Namun kenyataannya berbeda lain. Di
negara kita dan kasat mata bisa dilihat pelayanan kesehatan masih sangat
diskriminatif. Contoh kecil saja, di banyak rumah sakit di Indonesia kita
dengan mudah menemukan masih adanya pelayanan rumah sakit kelas VIP, ada kelas
III, kelas II, dan sebagainya. Pasien kelas VIP tentu dilayani dengan baik dan
ramah karena mereka bisa membayar mahal agar dirawat di rumah sakit. Tentu
berbeda dengan pasien kelas ekonomi tidak mendapatkan ruang perawatan yang
maksimal bahkan untuk senyum dari perawat pun kadang tidak didapatkan. Ibaratnya
“Orang Miskin Dilarang Sakit”. Saat orang miskin masuk rumah sakit maka mereka
bukannya menjadi sehat malah mungkin tambah stres memikirkan biaya perawatan
dan pengobatan yang besar, pelayanan rumah sakit yang tidak maksimal, dan
sebagainya.
Contoh kasusnya banyak. Salah satunya
seorang bayi di Jakarta bernama Dera Nur Anggraini yang ditolak dirawat di 9
rumah sakit di Jakarta beberapa waktu karena katanya orang tuanya tidak
memiliki biaya berobat di rumah sakit. Meskipun pihak rumah sakit dan
pemerintah membantah hal itu. Padahal, Asri mengatakan pemerintah sudah
menyediakan Jamkesmas sebuah program jaminan kesehatan untuk warga kurang mampu
agar bisa dirawat dan berobat di rumah sakit. Lalu apa yang keliru? Mengapa
masih banyak pasien warga miskin dipersulit berobat di rumah sakit.

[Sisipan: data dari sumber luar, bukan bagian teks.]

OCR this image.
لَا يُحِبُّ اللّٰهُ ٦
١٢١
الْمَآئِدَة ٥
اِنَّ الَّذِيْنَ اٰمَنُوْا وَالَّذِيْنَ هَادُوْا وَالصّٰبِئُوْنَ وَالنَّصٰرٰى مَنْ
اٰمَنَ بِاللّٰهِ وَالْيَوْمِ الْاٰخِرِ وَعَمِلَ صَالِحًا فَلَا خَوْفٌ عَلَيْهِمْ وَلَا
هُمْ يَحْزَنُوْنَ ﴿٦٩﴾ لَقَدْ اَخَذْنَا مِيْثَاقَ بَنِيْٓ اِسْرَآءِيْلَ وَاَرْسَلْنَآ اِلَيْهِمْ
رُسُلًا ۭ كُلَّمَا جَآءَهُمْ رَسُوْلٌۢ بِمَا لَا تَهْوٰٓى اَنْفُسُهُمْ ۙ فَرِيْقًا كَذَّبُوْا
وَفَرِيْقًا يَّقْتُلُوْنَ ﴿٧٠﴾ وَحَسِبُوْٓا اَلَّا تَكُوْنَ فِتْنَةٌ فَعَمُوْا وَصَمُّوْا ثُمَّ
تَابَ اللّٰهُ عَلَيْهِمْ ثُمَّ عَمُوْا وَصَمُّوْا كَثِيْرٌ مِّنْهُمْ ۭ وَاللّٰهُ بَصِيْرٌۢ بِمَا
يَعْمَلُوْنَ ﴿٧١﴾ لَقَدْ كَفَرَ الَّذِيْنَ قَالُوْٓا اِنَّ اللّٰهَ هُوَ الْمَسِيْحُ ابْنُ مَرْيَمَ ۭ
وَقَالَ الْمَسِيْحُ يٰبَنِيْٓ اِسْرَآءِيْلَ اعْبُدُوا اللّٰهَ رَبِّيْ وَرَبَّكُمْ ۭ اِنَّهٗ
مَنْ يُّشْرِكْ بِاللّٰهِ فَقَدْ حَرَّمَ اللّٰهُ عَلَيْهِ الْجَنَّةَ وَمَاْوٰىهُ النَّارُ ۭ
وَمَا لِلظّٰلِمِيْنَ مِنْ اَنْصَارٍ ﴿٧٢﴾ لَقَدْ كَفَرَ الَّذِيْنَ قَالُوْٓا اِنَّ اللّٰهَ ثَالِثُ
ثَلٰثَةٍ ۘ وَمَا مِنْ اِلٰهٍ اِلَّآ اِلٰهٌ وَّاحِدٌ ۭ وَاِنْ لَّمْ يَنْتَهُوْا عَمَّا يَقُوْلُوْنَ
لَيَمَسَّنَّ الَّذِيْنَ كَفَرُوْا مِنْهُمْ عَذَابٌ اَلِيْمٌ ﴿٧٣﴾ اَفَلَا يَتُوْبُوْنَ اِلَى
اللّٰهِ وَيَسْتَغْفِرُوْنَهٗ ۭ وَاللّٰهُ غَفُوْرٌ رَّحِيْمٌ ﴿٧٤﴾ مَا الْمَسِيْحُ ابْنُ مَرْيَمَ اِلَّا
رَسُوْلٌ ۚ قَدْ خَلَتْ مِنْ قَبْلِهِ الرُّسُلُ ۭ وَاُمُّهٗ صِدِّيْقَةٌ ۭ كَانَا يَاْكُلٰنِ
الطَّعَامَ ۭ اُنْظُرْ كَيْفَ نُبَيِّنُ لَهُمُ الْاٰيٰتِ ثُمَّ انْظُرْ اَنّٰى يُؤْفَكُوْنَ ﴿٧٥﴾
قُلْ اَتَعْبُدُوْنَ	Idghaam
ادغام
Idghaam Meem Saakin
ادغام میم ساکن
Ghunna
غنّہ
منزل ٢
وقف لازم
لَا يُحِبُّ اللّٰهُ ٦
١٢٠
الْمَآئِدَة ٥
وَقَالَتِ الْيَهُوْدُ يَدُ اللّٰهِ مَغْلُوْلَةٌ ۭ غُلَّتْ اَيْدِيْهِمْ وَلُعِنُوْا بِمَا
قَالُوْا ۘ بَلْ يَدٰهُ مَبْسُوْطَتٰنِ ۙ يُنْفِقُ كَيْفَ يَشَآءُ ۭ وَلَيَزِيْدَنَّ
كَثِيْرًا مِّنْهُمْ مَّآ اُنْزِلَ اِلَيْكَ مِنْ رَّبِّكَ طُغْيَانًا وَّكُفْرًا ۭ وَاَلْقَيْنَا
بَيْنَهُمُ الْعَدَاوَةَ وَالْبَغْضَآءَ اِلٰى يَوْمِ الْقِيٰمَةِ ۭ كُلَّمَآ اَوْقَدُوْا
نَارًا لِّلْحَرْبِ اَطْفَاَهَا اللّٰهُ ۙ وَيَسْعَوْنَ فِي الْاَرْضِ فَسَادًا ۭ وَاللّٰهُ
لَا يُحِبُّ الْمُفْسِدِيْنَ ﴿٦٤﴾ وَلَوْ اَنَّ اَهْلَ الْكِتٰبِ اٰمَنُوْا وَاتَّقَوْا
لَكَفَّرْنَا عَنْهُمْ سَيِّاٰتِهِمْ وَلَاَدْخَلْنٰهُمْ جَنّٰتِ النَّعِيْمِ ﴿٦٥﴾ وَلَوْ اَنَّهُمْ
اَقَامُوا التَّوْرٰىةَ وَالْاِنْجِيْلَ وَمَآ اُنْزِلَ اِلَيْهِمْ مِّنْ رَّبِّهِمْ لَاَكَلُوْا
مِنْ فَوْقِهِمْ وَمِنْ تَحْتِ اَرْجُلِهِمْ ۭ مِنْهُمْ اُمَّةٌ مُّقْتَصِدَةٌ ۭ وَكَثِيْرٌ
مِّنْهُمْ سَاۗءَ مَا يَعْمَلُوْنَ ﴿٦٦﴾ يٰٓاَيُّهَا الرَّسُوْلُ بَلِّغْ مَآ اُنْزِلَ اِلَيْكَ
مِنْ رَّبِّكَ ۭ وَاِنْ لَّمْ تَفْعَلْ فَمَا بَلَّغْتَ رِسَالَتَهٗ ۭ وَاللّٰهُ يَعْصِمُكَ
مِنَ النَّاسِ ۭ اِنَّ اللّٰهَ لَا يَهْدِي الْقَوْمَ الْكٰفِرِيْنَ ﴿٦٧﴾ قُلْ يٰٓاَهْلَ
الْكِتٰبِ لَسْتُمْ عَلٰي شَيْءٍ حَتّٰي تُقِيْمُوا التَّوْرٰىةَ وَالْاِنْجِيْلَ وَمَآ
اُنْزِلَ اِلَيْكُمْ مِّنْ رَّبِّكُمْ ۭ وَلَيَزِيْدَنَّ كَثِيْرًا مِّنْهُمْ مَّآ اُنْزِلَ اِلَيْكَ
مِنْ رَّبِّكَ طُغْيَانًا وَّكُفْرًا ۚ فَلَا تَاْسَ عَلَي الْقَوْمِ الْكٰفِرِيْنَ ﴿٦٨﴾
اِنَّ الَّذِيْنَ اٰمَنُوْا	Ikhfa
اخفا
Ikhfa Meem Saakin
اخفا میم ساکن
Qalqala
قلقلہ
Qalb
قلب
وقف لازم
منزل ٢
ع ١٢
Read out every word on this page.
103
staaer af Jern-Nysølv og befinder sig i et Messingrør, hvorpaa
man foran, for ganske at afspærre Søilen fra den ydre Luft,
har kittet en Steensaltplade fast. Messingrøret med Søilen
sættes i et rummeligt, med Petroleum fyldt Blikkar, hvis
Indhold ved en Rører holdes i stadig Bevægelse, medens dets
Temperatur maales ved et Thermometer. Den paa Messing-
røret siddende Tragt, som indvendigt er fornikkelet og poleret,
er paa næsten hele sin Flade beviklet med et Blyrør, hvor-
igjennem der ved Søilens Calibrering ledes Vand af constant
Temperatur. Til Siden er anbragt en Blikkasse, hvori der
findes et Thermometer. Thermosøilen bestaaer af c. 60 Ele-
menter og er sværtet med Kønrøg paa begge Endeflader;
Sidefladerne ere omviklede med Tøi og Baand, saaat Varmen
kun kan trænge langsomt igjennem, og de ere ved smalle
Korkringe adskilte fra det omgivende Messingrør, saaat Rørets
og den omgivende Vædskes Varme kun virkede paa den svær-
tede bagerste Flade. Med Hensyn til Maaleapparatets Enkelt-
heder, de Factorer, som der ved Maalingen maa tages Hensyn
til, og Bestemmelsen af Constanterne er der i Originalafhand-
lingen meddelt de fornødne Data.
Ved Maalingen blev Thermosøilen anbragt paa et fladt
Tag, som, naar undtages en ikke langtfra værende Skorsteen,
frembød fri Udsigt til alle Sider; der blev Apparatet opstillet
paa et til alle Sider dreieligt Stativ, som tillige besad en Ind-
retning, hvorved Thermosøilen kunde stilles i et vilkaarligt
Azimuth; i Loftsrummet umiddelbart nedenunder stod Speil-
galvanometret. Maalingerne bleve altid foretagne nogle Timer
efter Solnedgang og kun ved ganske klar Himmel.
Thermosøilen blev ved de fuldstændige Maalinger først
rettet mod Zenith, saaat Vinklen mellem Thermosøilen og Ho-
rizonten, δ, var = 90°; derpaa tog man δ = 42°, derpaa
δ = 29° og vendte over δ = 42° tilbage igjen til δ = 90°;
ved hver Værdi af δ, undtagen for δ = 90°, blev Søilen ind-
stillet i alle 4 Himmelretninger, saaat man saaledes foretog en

Rumah sakit oleh banyak kalangan bukan
lagi pelayanan sosial kemasyarakatan namun dibangun atas prinsip lahan untuk
mencari uang dan di beberapa daerah di Indonesia malah menempatkan RSUD sebagai
lahan untuk memperoleh Pendapat Asli Daerah (PAD) sebesar-besarnya. Secara
etika dan moral itu jelas keliru dimana rumah sakit jadi ladang membisniskan
orang yang sakit. “Jangan-jangan hanya di Indonesia yang ada seperti ini. Sebab
di negara yang liberal sekalipun seperti Amerika tidak seperti itu,” ujarnya.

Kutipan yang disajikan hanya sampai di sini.